Aos 14 (…) à tarde fez uma bizarra mostra e exercício militar no Terreiro do Paço (estando Sua Majestade o Senhor Infante [D. Pedro] vendo de uma janela) o terço da Armada Real, de que é mestre de campo Simão de Vasconcelos e Sousa; saiu todo com casacas verdes, forradas e guarnecidas de amarelo; a do mestre de campo e oficiais e alguns soldados eram mais custosas, conforme ao cabedal [capacidade financeira] de cada um, mas as cores as mesmas; assim o eram também as bandeiras e a pintura das caixas [de guerra, tambores], e certo que faziam a vista mais alegre que se pode imaginar. (…)

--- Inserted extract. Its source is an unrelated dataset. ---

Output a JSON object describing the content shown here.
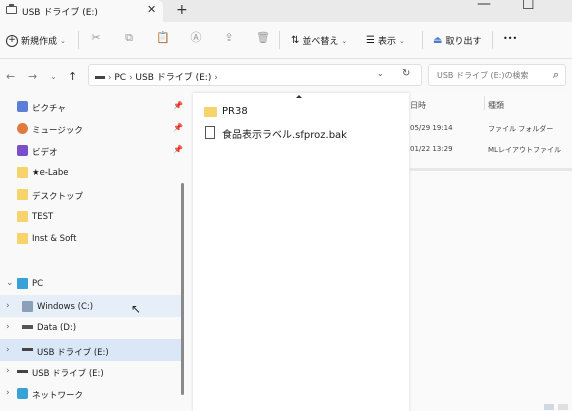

Aos 17, também à tarde, à vista de Suas Majestades e Alteza, fez outra semelhante mostra e exercício no mesmo Terreiro o terço novo da guarnição desta Cidade de Lisboa, de que é mestre de campo Roque da Costa, todo com casacas azuis forradas e guarnecidas de vermelho, mais ou menos custosas, conforme a possibilidade de quem as vestia.

(Como é hábito, transcrevi as passagens em português corrente).

Note-se que as casacas seriam quase certamente compridas, ao estilo francês, imitando as usadas pelo Conde de Schomberg e pelas tropas francesas. Aliás, a influência estendeu-se ao exército espanhol, onde este tipo de casacas passou a ser conhecido por “xombergas”.

Bibliografia: Mercurio Portuguez, com as novas da guerra entre Portugal, e Castella.

Imagem: O uso de uniformes regimentais era comum no exército sueco de Gustavo Adolfo, bem como em ambos os campos da Guerra Civil Inglesa (1641-51). Foto do autor, reconstituição histórica, Kellmarsh Hall, 2007.